We are also finding more and more racing cars (available for sale), Formula 1 or sport-prototypes that have raced on the major racetracks or rally cars. In just a few dozen meters, you can observe the considerable evolution of these cars, from the 1950s to the 2000s, not to mention the 1930s and before. There is also a growing presence of supercars, hypercars and other hyper sports cars (we are running out of words to classify ever more powerful and extreme cars), Bugatti, Ferrari, Maserati, McLaren, Mercedes, Porsche and even rarer, a unique opportunity for the enthusiast to get close to these cars.

Rétromobile is also a great market, to be seen by all the visitors who shop for spare parts, accessories, books, magazines, scale models, but also for “real” cars, whether through auctions or by noting the number of labels “sold” on the stands of the major dealers of classic and exceptional cars. And so much the better, since it’s the opportunity to admire these jewels between 2 owners! As a final impression, Ferraris are in very large numbers on all the merchant stands (except those that specialize in other niches), allowing you to discover almost all the models produced by the Maranello firm, touring and racing.

And now, we can’t wait to discover the 2025 program of the show which will take place from February 5 to 9.

As every year, Rétromobile is an opportunity for auctions house, either on site such as Artcurial, or during the period of the show, or for other houses to present their upcoming sales. Artcurial was present in force on its territory, with more than 130 cars for sale on 1 very large stand. From 1897 to 2022, we revisit automotive history with the most iconic makes and models, from the Citroën 2 CV (popular but no longer so affordable) to Aston Martin, Bugatti, Ferrari and Rolls-Royce.

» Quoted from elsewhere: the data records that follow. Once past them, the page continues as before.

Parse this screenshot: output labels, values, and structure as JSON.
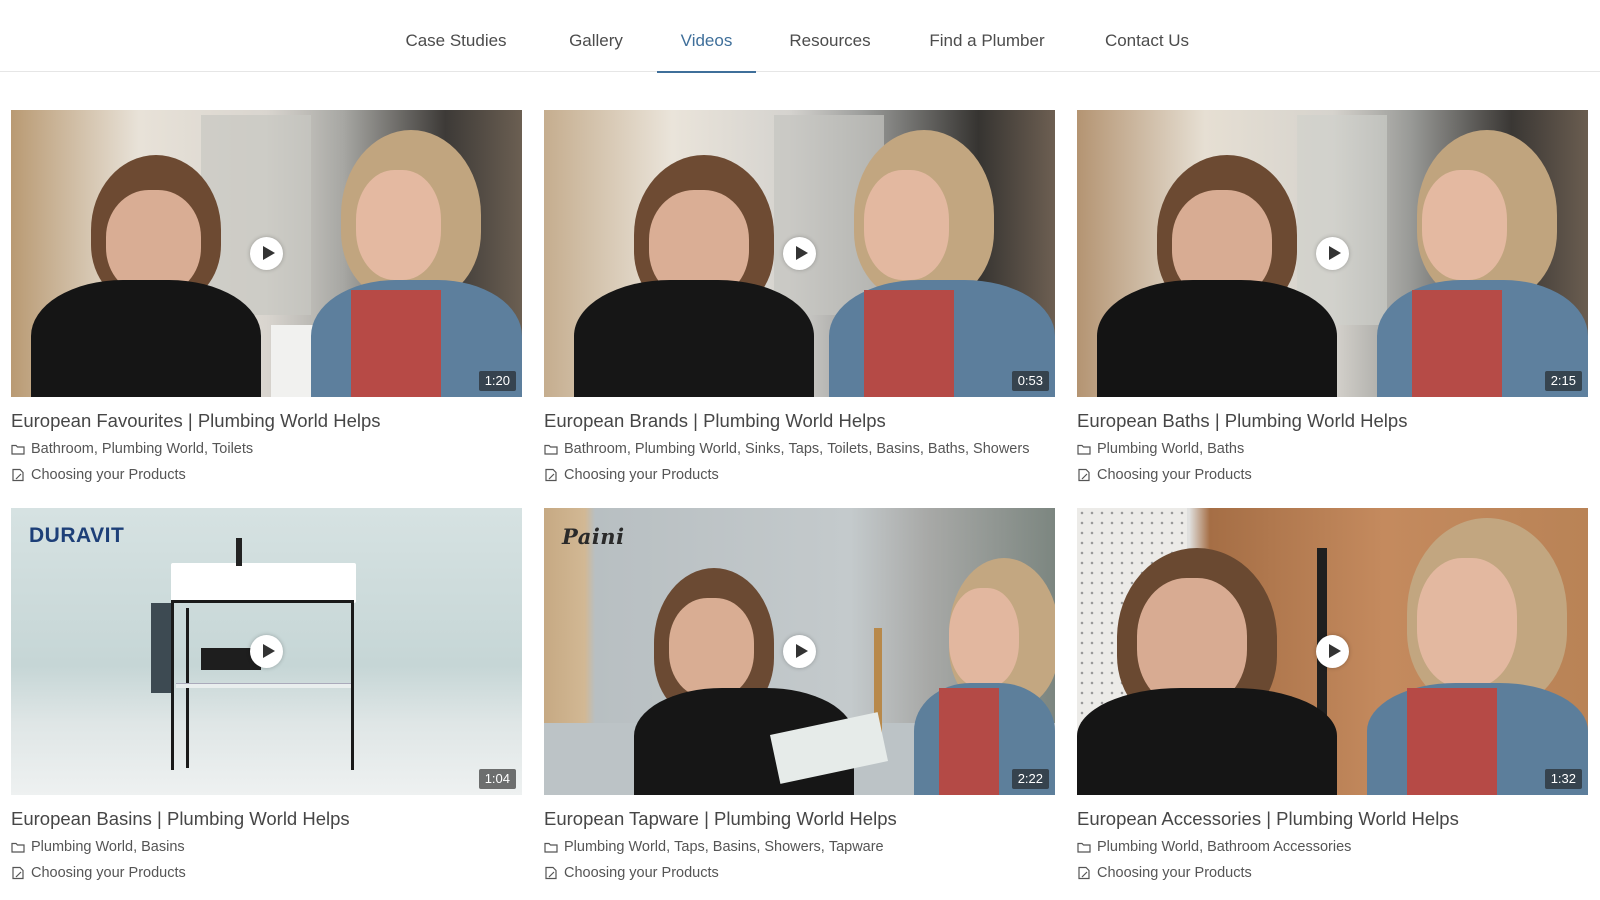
{
  "nav": {
    "items": [
      {
        "label": "Case Studies",
        "active": false
      },
      {
        "label": "Gallery",
        "active": false
      },
      {
        "label": "Videos",
        "active": true
      },
      {
        "label": "Resources",
        "active": false
      },
      {
        "label": "Find a Plumber",
        "active": false
      },
      {
        "label": "Contact Us",
        "active": false
      }
    ],
    "active_color": "#3f6f9a"
  },
  "videos": [
    {
      "title": "European Favourites | Plumbing World Helps",
      "duration": "1:20",
      "categories": [
        "Bathroom",
        "Plumbing World",
        "Toilets"
      ],
      "topic": "Choosing your Products"
    },
    {
      "title": "European Brands | Plumbing World Helps",
      "duration": "0:53",
      "categories": [
        "Bathroom",
        "Plumbing World",
        "Sinks",
        "Taps",
        "Toilets",
        "Basins",
        "Baths",
        "Showers"
      ],
      "topic": "Choosing your Products"
    },
    {
      "title": "European Baths | Plumbing World Helps",
      "duration": "2:15",
      "categories": [
        "Plumbing World",
        "Baths"
      ],
      "topic": "Choosing your Products"
    },
    {
      "title": "European Basins | Plumbing World Helps",
      "duration": "1:04",
      "categories": [
        "Plumbing World",
        "Basins"
      ],
      "topic": "Choosing your Products",
      "logo": "DURAVIT"
    },
    {
      "title": "European Tapware | Plumbing World Helps",
      "duration": "2:22",
      "categories": [
        "Plumbing World",
        "Taps",
        "Basins",
        "Showers",
        "Tapware"
      ],
      "topic": "Choosing your Products",
      "logo": "Paini"
    },
    {
      "title": "European Accessories | Plumbing World Helps",
      "duration": "1:32",
      "categories": [
        "Plumbing World",
        "Bathroom Accessories"
      ],
      "topic": "Choosing your Products"
    }
  ]
}
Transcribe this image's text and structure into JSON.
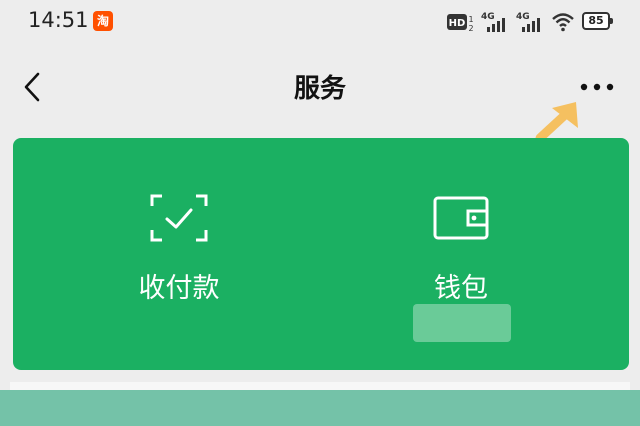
{
  "status_bar": {
    "time": "14:51",
    "app_icon_label": "淘",
    "battery": "85",
    "network_1": "4G",
    "network_2": "4G",
    "hd_label": "HD"
  },
  "nav": {
    "title": "服务",
    "back_icon": "chevron-left-icon",
    "more_icon": "more-dots-icon"
  },
  "services": [
    {
      "label": "收付款",
      "icon": "scan-check-icon"
    },
    {
      "label": "钱包",
      "icon": "wallet-icon"
    }
  ],
  "colors": {
    "card_green": "#1bb062",
    "arrow_yellow": "#f5c060",
    "bottom_overlay": "#74c2a8",
    "background": "#ededed"
  }
}
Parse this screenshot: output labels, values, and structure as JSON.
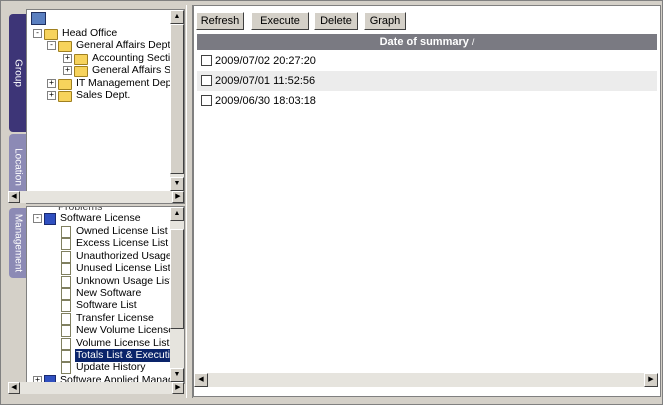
{
  "tabs": {
    "group": "Group",
    "location": "Location",
    "management": "Management"
  },
  "group_tree": [
    {
      "label": "Head Office",
      "level": 0,
      "expander": "-",
      "icon": "folder"
    },
    {
      "label": "General Affairs Dept.",
      "level": 1,
      "expander": "-",
      "icon": "folder"
    },
    {
      "label": "Accounting Section",
      "level": 2,
      "expander": "+",
      "icon": "folder"
    },
    {
      "label": "General Affairs Sec",
      "level": 2,
      "expander": "+",
      "icon": "folder"
    },
    {
      "label": "IT Management Dept.",
      "level": 1,
      "expander": "+",
      "icon": "folder"
    },
    {
      "label": "Sales Dept.",
      "level": 1,
      "expander": "+",
      "icon": "folder"
    }
  ],
  "management_tree": {
    "partial_top": "Problems",
    "parent": "Software License",
    "items": [
      "Owned License List",
      "Excess License List",
      "Unauthorized Usage Li",
      "Unused License List",
      "Unknown Usage List",
      "New Software",
      "Software List",
      "Transfer License",
      "New Volume License",
      "Volume License List",
      "Totals List & Execution",
      "Update History"
    ],
    "selected": "Totals List & Execution",
    "bottom": "Software Applied Managem"
  },
  "toolbar": {
    "refresh": "Refresh",
    "execute": "Execute",
    "delete": "Delete",
    "graph": "Graph"
  },
  "table": {
    "header": "Date of summary",
    "sort_indicator": "/",
    "rows": [
      "2009/07/02 20:27:20",
      "2009/07/01 11:52:56",
      "2009/06/30 18:03:18"
    ]
  },
  "colors": {
    "tab_active": "#3d3577",
    "tab_inactive": "#8c8ab5",
    "header_bg": "#7a7a82",
    "selection": "#0a246a"
  }
}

Let’s mention a few brands, in alphabetical order so as not to have to classify them, Alfa Romeo 33 TT12 from 1975 having raced in the World Sport Championship, BMW 327 convertibles (1938 and 1939) and M1 Procar (1980), several Bugattis including a Type 57 Galibier (1934) and a Type 57 Stelvio (1936), Citroën DS 21 ie convertible (rare because only 15 units were produced with the electronic injection engine), DS3 WRC (2009), a development model for a future World Rally Champion, Delahaye 135 M, Ferrari 250 GT, including the 250 California Spyder LWB, star of the catalogue (but which did not find a buyer, notice to wealthy enthusiasts) or a 275 GTB Berlinetta, ISO Rivolta (a Grifo series 2), Jaguar including an XK 150, Lamborghini with a 400GT bodied as a spyder (2 examples only) and a Sian (special series based on Aventador but hybrid, 63 units), Maserati with a unique model bodied by Touring in 2018 based on Gran Turismo, McLaren Senna, Mercedes 300 SL Gullwing and roadster, Porsche, Rolls-Royce, Talbot Lago T14 America from 1955…

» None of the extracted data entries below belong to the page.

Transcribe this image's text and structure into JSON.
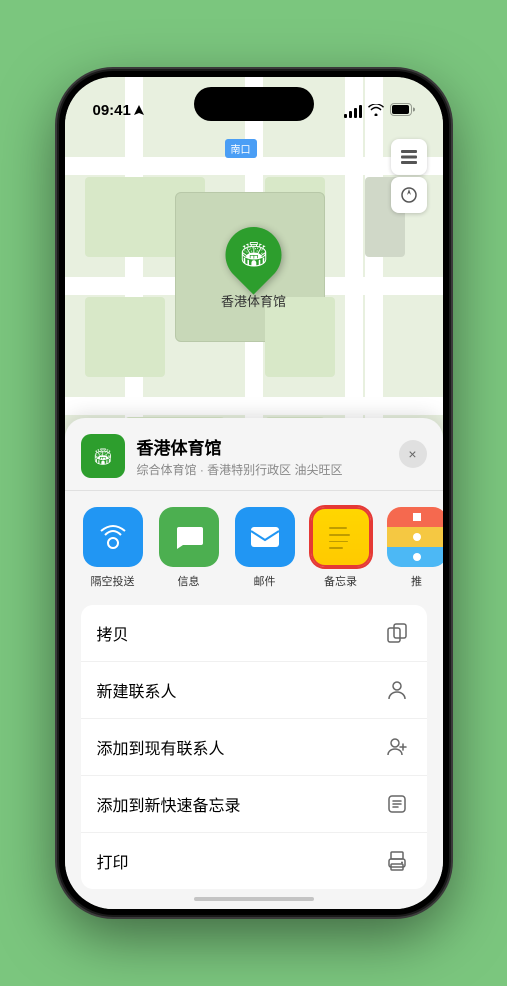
{
  "status_bar": {
    "time": "09:41",
    "location_arrow": "▶"
  },
  "map": {
    "label": "南口",
    "pin_label": "香港体育馆"
  },
  "location_card": {
    "name": "香港体育馆",
    "subtitle": "综合体育馆 · 香港特别行政区 油尖旺区",
    "close_label": "×"
  },
  "share_actions": [
    {
      "id": "airdrop",
      "label": "隔空投送",
      "type": "airdrop"
    },
    {
      "id": "messages",
      "label": "信息",
      "type": "messages"
    },
    {
      "id": "mail",
      "label": "邮件",
      "type": "mail"
    },
    {
      "id": "notes",
      "label": "备忘录",
      "type": "notes"
    },
    {
      "id": "more",
      "label": "推",
      "type": "more"
    }
  ],
  "action_items": [
    {
      "id": "copy",
      "label": "拷贝",
      "icon": "copy"
    },
    {
      "id": "new-contact",
      "label": "新建联系人",
      "icon": "person"
    },
    {
      "id": "add-existing",
      "label": "添加到现有联系人",
      "icon": "person-add"
    },
    {
      "id": "add-notes",
      "label": "添加到新快速备忘录",
      "icon": "notes"
    },
    {
      "id": "print",
      "label": "打印",
      "icon": "print"
    }
  ],
  "colors": {
    "green": "#2d9e2d",
    "blue": "#2196f3",
    "red_border": "#e53935",
    "notes_yellow": "#ffd600"
  }
}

While Osenat held its Rétromobile sale in its Parisian auction room, the cars were exhibited at the show. Nine French cars, Delahaye 235 and 135 in different body styles, Talbot-Lago T150 and T23 represented prestigious brands that have now disappeared. 2 original Alfa Romeo from 1959 and 1963 announced an upcoming sale around the Milanese brand. At Aguttes, there were 3 Pegasos, a rare opportunity since less than a hundred cars were built in the early 1950s by the Spanish brand. One of them was rebodied as a “Le Mans” spyder, reminiscent of Pegaso’s attempt at the 24 Hours of Le Mans. Also worth mentioning is a Porsche 910 with a nice track record, and a 1949 Delahaye 175 S Roadster. These cars will be part of the Spring Aguttes sale on March 10, 2024 in Paris.

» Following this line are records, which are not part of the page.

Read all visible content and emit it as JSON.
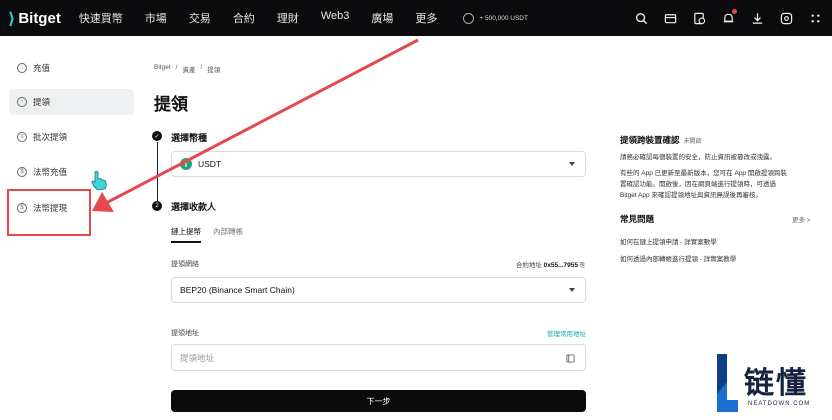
{
  "brand": {
    "name": "Bitget",
    "mark": "⟩"
  },
  "nav": {
    "items": [
      "快速買幣",
      "市場",
      "交易",
      "合約",
      "理財",
      "Web3",
      "廣場",
      "更多"
    ],
    "promo": "+ 500,000 USDT",
    "icons": [
      "search-icon",
      "wallet-icon",
      "history-icon",
      "bell-icon",
      "download-icon",
      "globe-icon",
      "menu-icon"
    ]
  },
  "sidebar": {
    "items": [
      {
        "label": "充值",
        "icon": "deposit-icon"
      },
      {
        "label": "提領",
        "icon": "withdraw-icon",
        "active": true
      },
      {
        "label": "批次提領",
        "icon": "batch-withdraw-icon"
      },
      {
        "label": "法幣充值",
        "icon": "fiat-deposit-icon"
      },
      {
        "label": "法幣提現",
        "icon": "fiat-withdraw-icon"
      }
    ]
  },
  "breadcrumb": [
    "Bitget",
    "/",
    "資產",
    "/",
    "提領"
  ],
  "page_title": "提領",
  "step1": {
    "num": "✓",
    "label": "選擇幣種",
    "coin": "USDT",
    "coin_glyph": "T"
  },
  "step2": {
    "num": "2",
    "label": "選擇收款人"
  },
  "tabs": [
    "鏈上提幣",
    "內部轉帳"
  ],
  "network": {
    "label": "提領網絡",
    "contract_label": "合約地址",
    "contract_value": "0x55...7955",
    "value": "BEP20 (Binance Smart Chain)"
  },
  "address": {
    "label": "提領地址",
    "manage_link": "管理常用地址",
    "placeholder": "提領地址"
  },
  "next_button": "下一步",
  "right_panel": {
    "confirm_title": "提領跨裝置確認",
    "confirm_sub": "未開啟",
    "confirm_text1": "請務必確認每個裝置的安全，防止資訊被篡改或洩露。",
    "confirm_text2": "有些的 App 已更新至最新版本，您可在 App 開啟提領跨裝置確認功能。開啟後，因在網頁端進行提領時，可透過 Bitget App 來確認提領地址與資訊無誤後再審核。",
    "faq_title": "常見問題",
    "faq_more": "更多 >",
    "faq_links": [
      "如何在鏈上提領申請 - 詳實案數學",
      "如何透過內部轉帳進行提領 - 詳實案教學"
    ]
  },
  "watermark": {
    "text": "链懂",
    "sub": "NEATDOWN.COM"
  },
  "colors": {
    "accent": "#11a8b0",
    "annotation": "#e5484d",
    "nav_bg": "#0b0b0d",
    "tether": "#26a17b"
  }
}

Bonhams also presented upcoming operations, with a 1928 Mercedes-Benz S-Type Sport-Tourer, a Jaguar D-Type “Continuation”, an identical reproduction by Jaguar Classic of the 1955 D-Type (25 units), and a one-of-a-kind car based on the Ferrari F12, a spectacular Touring Superleggera Aero3 presented in 2015, including a sharktail rear wing like on current F1 and endurance prototypes. RM Sotheby’s held its Rétromobile sale on January 31 at the Carrousel du Louvre. Its stand announced upcoming sales, including a magnificent 1954 Ferrari F1 car, a Ferrari 400 Superamerica convertible, and a 2004 Maserati MC12 supercar.

Much older, a Mercedes Simplex 60HP bodied “King of the Belgians” from 1903 was advertised at more than $10M at Gooding!

Every year, the major international dealers of exceptional cars meet at Rétromobile, and above all give an appointment to their customers! Germans, British, Belgians, Dutch, Swiss and of course French offer stands that rival each other in terms of size, quality of presentation and of course the level of the cars on offer. 2 Ferrari GTOs, 250s and 275s in number, Mercedes 300SL, Jaguar E-Type, Ford GT40, Formula 1 cars and endurance sports prototypes, old cars restored or in their original condition, recreations, there was something for all tastes and styles, if not for all budgets! With nearly fifty dealers, it’s difficult to give an exhaustive account, so I’ll “content” myself with picking at some of the rarest, original, spectacular ones…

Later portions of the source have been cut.